On Mon, 23 Apr 2007, Nick Piggin wrote:
  If you have a single client, the X server is *not* more important than the 
  client, and indeed, renicing the X server causes bad patterns: just 
  because the client sends a request does not mean that the X server should 
  immediately be given the CPU as being more important. 
 
 If the client is doing some processing, and the user moves the mouse, it
 feels much more interactive if the pointer moves rather than waits for
 the client to finish processing.

.. yes. However, that should be automatically true if the X process just 
has enough CPU time to merit being scheduled to.
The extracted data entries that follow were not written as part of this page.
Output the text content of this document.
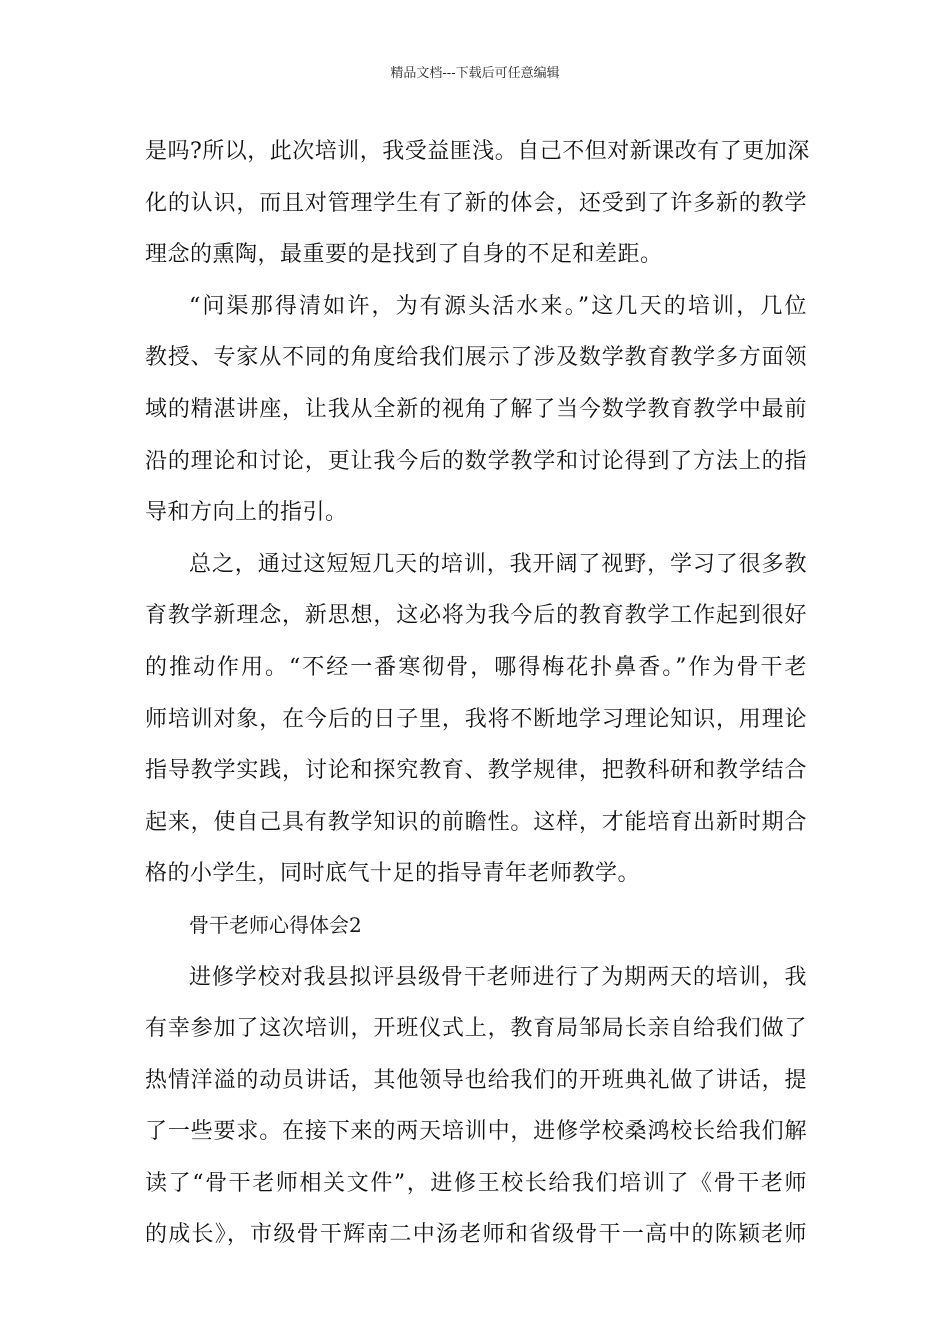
精品文档---下载后可任意编辑
是吗?所以，此次培训，我受益匪浅。自己不但对新课改有了更加深
化的认识，而且对管理学生有了新的体会，还受到了许多新的教学
理念的熏陶，最重要的是找到了自身的不足和差距。
“问渠那得清如许，为有源头活水来。”这几天的培训，几位
教授、专家从不同的角度给我们展示了涉及数学教育教学多方面领
域的精湛讲座，让我从全新的视角了解了当今数学教育教学中最前
沿的理论和讨论，更让我今后的数学教学和讨论得到了方法上的指
导和方向上的指引。
总之，通过这短短几天的培训，我开阔了视野，学习了很多教
育教学新理念，新思想，这必将为我今后的教育教学工作起到很好
的推动作用。“不经一番寒彻骨，哪得梅花扑鼻香。”作为骨干老
师培训对象，在今后的日子里，我将不断地学习理论知识，用理论
指导教学实践，讨论和探究教育、教学规律，把教科研和教学结合
起来，使自己具有教学知识的前瞻性。这样，才能培育出新时期合
格的小学生，同时底气十足的指导青年老师教学。
骨干老师心得体会2
进修学校对我县拟评县级骨干老师进行了为期两天的培训，我
有幸参加了这次培训，开班仪式上，教育局邹局长亲自给我们做了
热情洋溢的动员讲话，其他领导也给我们的开班典礼做了讲话，提
了一些要求。在接下来的两天培训中，进修学校桑鸿校长给我们解
读了“骨干老师相关文件”，进修王校长给我们培训了《骨干老师
的成长》，市级骨干辉南二中汤老师和省级骨干一高中的陈颖老师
Which it normally should always have, exactly because it's an 
interactive process (regardless of how the scheduler is done - any 
scheduler should always give sleepers good latency. The current one 
obviously does it by giving interactivity-bonuses, CFS does it by trying 
to be fair in giving out CPU time).

The problem tends to be the following scenario:

 - the X server is very CPU-busy, because it has lots of clients 
   connecting to it, and it's not getting any bonus for doing work for 
   those clients (ie it uses up its time-slice and thus becomes less 
   important than other processes, since it's already gotten its fair 
   slice of CPU - never mind that it was really unfair to not give it 
   more)

 - there is some process that is *not* dependent on X, that can (and does) 
   run, because X has spent its CPU time serving others.

but the point I'm trying to make is that X shouldn't get more CPU-time 
because it's more important (it's not: and as noted earlier, thinking 
that it's more important skews the problem and makes for too *much* 
scheduling). X should get more CPU time simply because it should get it's 
fair CPU share relative to the *sum* of the clients, not relative to any 
client individually.

Once you actually do give the X server fair share of the CPU, I'm sure
that you can still get into bad situations (trivial example: make clients 
that on purpose do X requests that are expensive for the server, but are 
cheap to generate). But it's likely not going to be an issue in practice 
any more.

Scheduling is not something you can do perfectly. There's no point in 
even trying. To do perfect scheduling, you'd have to have ESP and know 
exactly what the user expects and know the future too. What you should aim 
for is the obvious cases.

And I don't think anybody really disputes the fact that a process that 
does work for other processes obviously should get the CPU time skewed 
towards it (and away from the clients - not from non-clients!). I think 
the only real issue is that nobody really knows how to do it well (or at 
all).

I think the schedule by user would be reasonable in practice - not 
perfect by any means, but it *does* fall into the same class of issues: 
users are not in general more important than other users, but they 
should be treated fairly across the user, not on a per-process basis.